Theories of Solutions : Excess functions (and consequently activity coefficients) can be obtained from equations of state. However, this approach has limited practical applicability.
Lattice Models :
Liquid is considered to be a quasicrystalline state with molecules arranged in a
regular array. Mixing two different liquid to obtain a solution results in the
entropy of mixing (as lattice structure is altered) and enthalpy of mixing (due to
intermolecular forces). The potential energy of the system is obtained by pairwise
addition of all molecular pairs considering only the nearest neighbors. An
expression for Helmholtz energy can be derived in terms of the interchange
energy (w) which arises when a molecule of one component in the lattice is
replaced by the molecule of the second component. The interchange energy is
dependent upon the difference in the potential energies of pairs 1-2, 1-1 and 2-2
(for a binary mixture of 1 and 2). For a regular solution the excess Gibbs energy is
equal to excess Helmholtz energy, leading to a method for calculation of activity
coefficients. The interchange energy can be calculated from potential functions
and molecular properties, primarily for mixtures of nonpolar molecules similar in
size. This approach is not very useful for mixtures having additional complexities.
Non-random Mixtures:
A solution is essentially non-random in nature as in most cases intermolecular
forces for different compounds are not identical. So in a binary mixture of 1 and
2, molecules of 1 either prefer 2 or 1 as immediate neighbors. The solution has
certain order to it resulting in sE < 0. A quasichemical theory for such solutions
can be developed by writing an equilibrium constant expression for the formation
of complex 1–2 from molecules of 1 and 2. The equilibrium constant is related to
the interchange energy w, leading to expressions for excess Helmholtz energy,
excess entropy and excess Gibbs energy.
Two-Liquid Theory:
Since the solutions are essentially non-random, they can be thought of as
comprised of 2 (or more) hypothetical fluids depending upon the nature of
interaction between the solution components. The thermodynamic properties of
the solution are then mole fraction weighted averages of the properties of the
hypothetical fluids. Area fractions and volume fractions can be defined for each
hypothetical fluid, and expressions developed for the excess properties of the
solution. The UNIQUAC equation, developed on the basis of two- liquid theory is
quite successful, however, it may over-correct for non-randomness of the
solution.
Group Contribution Methods
Activity coefficients can be calculated for various mixtures by considering
individual molecules to be comprised of different functional groups. The number
of distinct functional groups (methyl, methylene, hydroxyl, etc.) is relatively
small compared to the number of distinct compounds. The interaction between
various compounds is obtained by contributions of the functional group
interaction for the compounds. ASOG (analytical solution of groups) and
UNIFAC (universal functional activity coefficient) are two group contribution
methods that are quite useful. Group contribution methods are very rapid,
however, they may not necessarily be accurate. The results of the group
contribution methods need to be compared with experimental data for validation.

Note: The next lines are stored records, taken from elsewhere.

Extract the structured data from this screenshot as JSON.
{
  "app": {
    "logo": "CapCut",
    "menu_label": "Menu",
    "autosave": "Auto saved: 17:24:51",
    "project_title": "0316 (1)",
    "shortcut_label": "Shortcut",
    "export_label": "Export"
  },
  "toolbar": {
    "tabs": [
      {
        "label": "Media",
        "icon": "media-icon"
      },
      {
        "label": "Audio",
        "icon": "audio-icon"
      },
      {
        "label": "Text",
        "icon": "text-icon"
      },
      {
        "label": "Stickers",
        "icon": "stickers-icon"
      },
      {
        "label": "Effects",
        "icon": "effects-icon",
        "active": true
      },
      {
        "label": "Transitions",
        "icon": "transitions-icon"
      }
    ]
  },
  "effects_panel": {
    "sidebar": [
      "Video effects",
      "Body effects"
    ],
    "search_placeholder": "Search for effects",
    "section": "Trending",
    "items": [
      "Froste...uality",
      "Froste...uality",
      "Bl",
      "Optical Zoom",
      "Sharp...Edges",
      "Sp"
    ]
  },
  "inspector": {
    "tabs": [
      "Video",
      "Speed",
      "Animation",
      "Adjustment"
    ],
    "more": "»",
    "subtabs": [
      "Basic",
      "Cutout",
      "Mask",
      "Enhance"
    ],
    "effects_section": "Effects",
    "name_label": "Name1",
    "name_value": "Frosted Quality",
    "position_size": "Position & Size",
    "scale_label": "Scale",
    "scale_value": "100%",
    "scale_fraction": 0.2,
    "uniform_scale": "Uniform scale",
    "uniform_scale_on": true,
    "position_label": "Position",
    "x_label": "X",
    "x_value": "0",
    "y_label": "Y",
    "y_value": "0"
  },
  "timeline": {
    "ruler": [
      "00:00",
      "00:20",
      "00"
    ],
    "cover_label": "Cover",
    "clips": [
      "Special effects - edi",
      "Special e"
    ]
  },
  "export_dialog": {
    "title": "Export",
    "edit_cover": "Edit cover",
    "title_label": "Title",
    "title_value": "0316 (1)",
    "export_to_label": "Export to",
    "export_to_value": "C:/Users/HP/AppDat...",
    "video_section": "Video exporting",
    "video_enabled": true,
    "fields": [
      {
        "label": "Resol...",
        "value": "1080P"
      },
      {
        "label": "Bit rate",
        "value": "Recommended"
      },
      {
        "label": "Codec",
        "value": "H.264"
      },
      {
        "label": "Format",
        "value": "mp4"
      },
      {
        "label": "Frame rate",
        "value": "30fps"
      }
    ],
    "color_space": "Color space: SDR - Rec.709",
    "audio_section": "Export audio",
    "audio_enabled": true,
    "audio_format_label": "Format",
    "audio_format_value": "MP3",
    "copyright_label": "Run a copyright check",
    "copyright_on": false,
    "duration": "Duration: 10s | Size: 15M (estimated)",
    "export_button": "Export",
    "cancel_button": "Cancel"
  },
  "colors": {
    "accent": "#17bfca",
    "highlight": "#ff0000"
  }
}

Chemical Theory of Non- ideality of Liquid Solutions:
The non- ideality of the solutions is due to formation of new species by the
reactions of the components. These reactions may be associations of a single
component (dimmer, trimer, polymer formation) or solvation (interactions of two
or more components, e.g. complexation). These species are at chemical
equilibrium with each other and form ideal solutions. Therefore, the behavior of
the solution can be described if the “true” composition of the solution is determined.